Monday, June 6, 2016

The latest deal in a steady string of mergers and acquisitions in the CRO industry closed at the end of last month, when Amulet Capital Partners bought out SynteractHCR.

SynteractHCR ranks as a top 20 global, full-service CRO focused on phase I to IV clinical trials for emerging to mid-sized biopharma clients in the U.S., Europe and Asia. Based in San Diego, the organization serves 700,000-plus patients, employs some 800 staffers in 21 countries and has contributed to more than 230 product approvals.

“The importance of CROs to the pharmaceutical and biotech industries has grown significantly in the last decade, and the current market dynamic is very favorable for middle-market CROs, particularly those focused on small and mid-sized biopharma clients,” said Ramsey Frank, partner and co-founder of Amulet—a middle-market private equity investment firm based in Greenwich, Connecticut. “SynteractHCR is a leading CRO with global scale and solid earnings momentum, well-positioned to take advantage of the strong long-term growth prospects in the sector.”   

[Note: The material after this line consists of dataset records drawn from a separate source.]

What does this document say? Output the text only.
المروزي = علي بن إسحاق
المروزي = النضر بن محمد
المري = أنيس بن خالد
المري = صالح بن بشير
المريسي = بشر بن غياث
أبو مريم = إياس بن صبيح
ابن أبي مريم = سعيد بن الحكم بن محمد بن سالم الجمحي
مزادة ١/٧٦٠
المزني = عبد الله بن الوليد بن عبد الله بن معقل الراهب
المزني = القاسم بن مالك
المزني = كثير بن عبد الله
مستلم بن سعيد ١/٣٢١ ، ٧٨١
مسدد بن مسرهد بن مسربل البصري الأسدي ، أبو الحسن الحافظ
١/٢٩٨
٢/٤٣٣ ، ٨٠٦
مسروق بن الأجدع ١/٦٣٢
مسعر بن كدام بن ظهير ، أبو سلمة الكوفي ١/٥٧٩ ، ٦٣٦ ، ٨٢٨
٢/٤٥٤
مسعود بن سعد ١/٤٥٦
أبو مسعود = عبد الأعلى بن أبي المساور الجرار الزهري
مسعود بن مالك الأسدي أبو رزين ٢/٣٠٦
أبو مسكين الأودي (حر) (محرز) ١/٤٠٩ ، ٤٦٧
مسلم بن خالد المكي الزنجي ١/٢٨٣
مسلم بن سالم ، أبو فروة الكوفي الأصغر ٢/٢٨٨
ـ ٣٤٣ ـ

“SynteractHCR’s strategic intitiaves revolve around continuing to invest organically in the business,” said Wendel Barr, CEO of SynteractHCR. “The company has been very successful dealing with mid-sized biopharma, and our focus will be to increase scope and scale, add more therapeutic depth and increase density in more countries.”

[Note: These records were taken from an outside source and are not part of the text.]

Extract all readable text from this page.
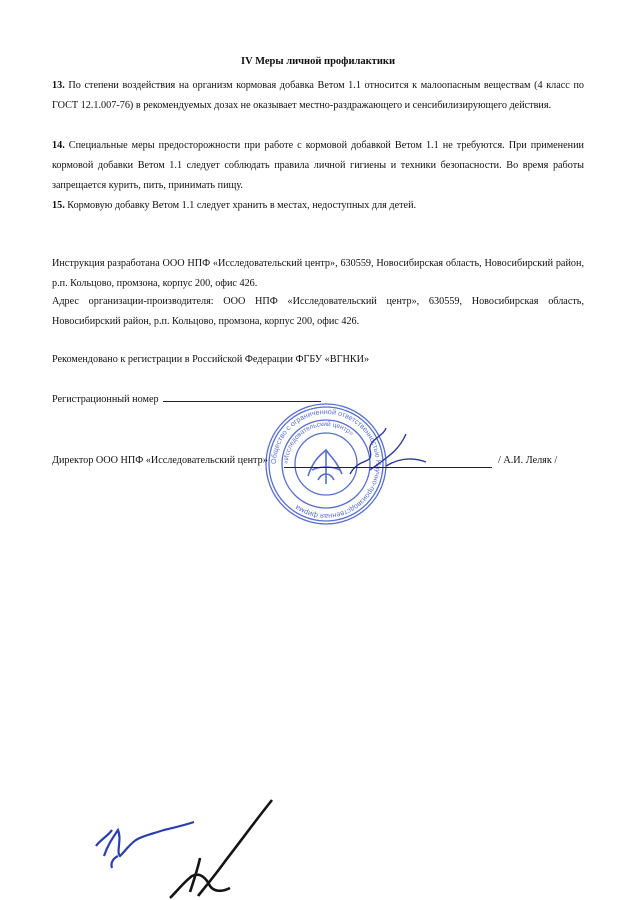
IV Меры личной профилактики
13. По степени воздействия на организм кормовая добавка Ветом 1.1 относится к малоопасным веществам (4 класс по ГОСТ 12.1.007-76) в рекомендуемых дозах не оказывает местно-раздражающего и сенсибилизирующего действия.
14. Специальные меры предосторожности при работе с кормовой добавкой Ветом 1.1 не требуются. При применении кормовой добавки Ветом 1.1 следует соблюдать правила личной гигиены и техники безопасности. Во время работы запрещается курить, пить, принимать пищу.
15. Кормовую добавку Ветом 1.1 следует хранить в местах, недоступных для детей.
Инструкция разработана ООО НПФ «Исследовательский центр», 630559, Новосибирская область, Новосибирский район, р.п. Кольцово, промзона, корпус 200, офис 426.
Адрес организации-производителя: ООО НПФ «Исследовательский центр», 630559, Новосибирская область, Новосибирский район, р.п. Кольцово, промзона, корпус 200, офис 426.
Рекомендовано к регистрации в Российской Федерации ФГБУ «ВГНКИ»
Регистрационный номер
Общество с ограниченной ответственностью Научно-производственная фирма
«Исследовательский центр»
Директор ООО НПФ «Исследовательский центр»	/ А.И. Леляк /
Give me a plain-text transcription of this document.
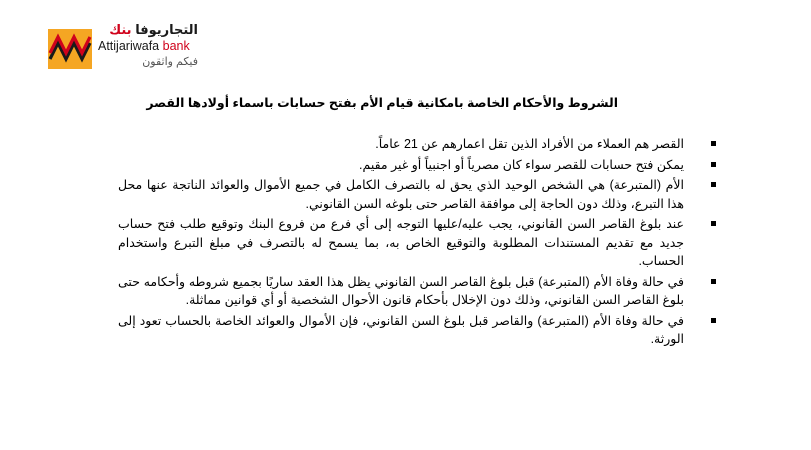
التجاريوفا بنك
Attijariwafa bank
فيكم واثقون
الشروط والأحكام الخاصة بامكانية قيام الأم بفتح حسابات باسماء أولادها القصر
القصر هم العملاء من الأفراد الذين تقل اعمارهم عن 21 عاماً.
يمكن فتح حسابات للقصر سواء كان مصرياً أو اجنبياً أو غير مقيم.
الأم (المتبرعة) هي الشخص الوحيد الذي يحق له بالتصرف الكامل في جميع الأموال والعوائد الناتجة عنها محل هذا التبرع، وذلك دون الحاجة إلى موافقة القاصر حتى بلوغه السن القانوني.
عند بلوغ القاصر السن القانوني، يجب عليه/عليها التوجه إلى أي فرع من فروع البنك وتوقيع طلب فتح حساب جديد مع تقديم المستندات المطلوبة والتوقيع الخاص به، بما يسمح له بالتصرف في مبلغ التبرع واستخدام الحساب.
في حالة وفاة الأم (المتبرعة) قبل بلوغ القاصر السن القانوني يظل هذا العقد ساريًا بجميع شروطه وأحكامه حتى بلوغ القاصر السن القانوني، وذلك دون الإخلال بأحكام قانون الأحوال الشخصية أو أي قوانين مماثلة.
في حالة وفاة الأم (المتبرعة) والقاصر قبل بلوغ السن القانوني، فإن الأموال والعوائد الخاصة بالحساب تعود إلى الورثة.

The acquisition, the terms of which were not disclosed, was not surprising given SynteractHCR’s steady growth and the consolidation taking place in the CRO industry recently, according to David K. Blume, co-founder and managing director of Edgemont Capital Partners. “I would expect that the company had been approached numerous times over the past few years about an acquisition,” he said.

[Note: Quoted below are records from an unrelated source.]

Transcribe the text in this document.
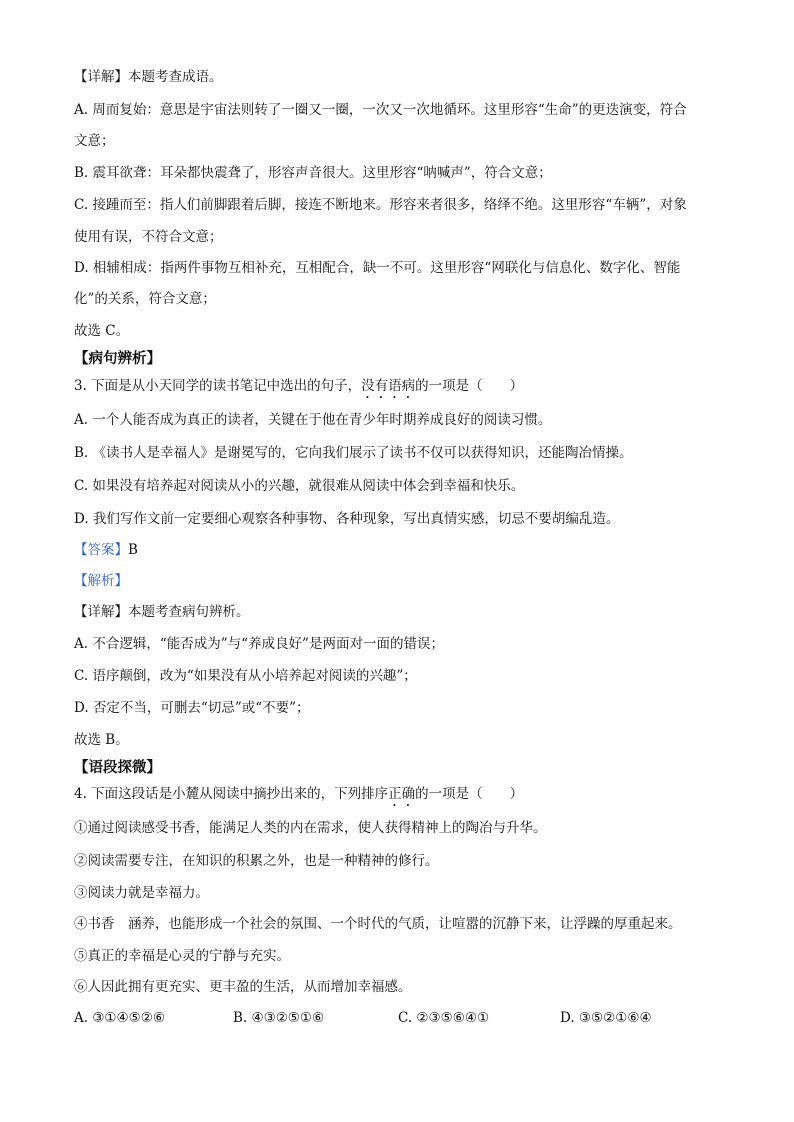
【详解】本题考查成语。
A. 周而复始：意思是宇宙法则转了一圈又一圈，一次又一次地循环。这里形容“生命”的更迭演变，符合
文意；
B. 震耳欲聋：耳朵都快震聋了，形容声音很大。这里形容“呐喊声”，符合文意；
C. 接踵而至：指人们前脚跟着后脚，接连不断地来。形容来者很多，络绎不绝。这里形容“车辆”，对象
使用有误，不符合文意；
D. 相辅相成：指两件事物互相补充，互相配合，缺一不可。这里形容“网联化与信息化、数字化、智能
化”的关系，符合文意；
故选 C。
【病句辨析】
3. 下面是从小天同学的读书笔记中选出的句子，没有语病的一项是（　　）
A. 一个人能否成为真正的读者，关键在于他在青少年时期养成良好的阅读习惯。
B. 《读书人是幸福人》是谢冕写的，它向我们展示了读书不仅可以获得知识，还能陶冶情操。
C. 如果没有培养起对阅读从小的兴趣，就很难从阅读中体会到幸福和快乐。
D. 我们写作文前一定要细心观察各种事物、各种现象，写出真情实感，切忌不要胡编乱造。
【答案】B
【解析】
【详解】本题考查病句辨析。
A. 不合逻辑，“能否成为”与“养成良好”是两面对一面的错误；
C. 语序颠倒，改为“如果没有从小培养起对阅读的兴趣”；
D. 否定不当，可删去“切忌”或“不要”；
故选 B。
【语段探微】
4. 下面这段话是小麓从阅读中摘抄出来的，下列排序正确的一项是（　　）
①通过阅读感受书香，能满足人类的内在需求，使人获得精神上的陶冶与升华。
②阅读需要专注，在知识的积累之外，也是一种精神的修行。
③阅读力就是幸福力。
④书香　涵养，也能形成一个社会的氛围、一个时代的气质，让喧嚣的沉静下来，让浮躁的厚重起来。
⑤真正的幸福是心灵的宁静与充实。
⑥人因此拥有更充实、更丰盈的生活，从而增加幸福感。
A. ③①④⑤②⑥	B. ④③②⑤①⑥	C. ②③⑤⑥④①	D. ③⑤②①⑥④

Synteract was founded in 1995. In 2008, major interest in the company was acquired by Gryphon Investors, a middle-market private equity firm. “When Gryphon acquired Synteract, it was a niche CRO based in California,” said Barr.

With Gryphon’s support, Synteract began expanding, and by 2011 the company had earned a spot on Inc. magazine’s Inc. 5,000 list of America’s fastest-growing private U.S. companies. When the company acquired Harrison Clinical Research in 2013 to become SynteractHCR, it grew from having “little presence internationally to being in the European market in a big way,” said Barr. By 2014, SynteractHCR was conducting clinical trials in more than 60 countries.

Amulet’s acquisition of SynteractHCR reflects the changing landscape of the CRO industry, with M&As occurring at a fairly regular clip. Earlier in the month, Quintiles Transnational and IMS Health announced an all-stock merger of equals—a transaction that ranks as the largest CRO merger in history. The combined equity market capitalization of the two companies is more than $17.6 billion, and the enterprise value is more than $23 billion. The landmark deal was preceded by Laboratory Corporation of America’s (LabCorp) buyout of Covance in February 2015 for $6.2 billion.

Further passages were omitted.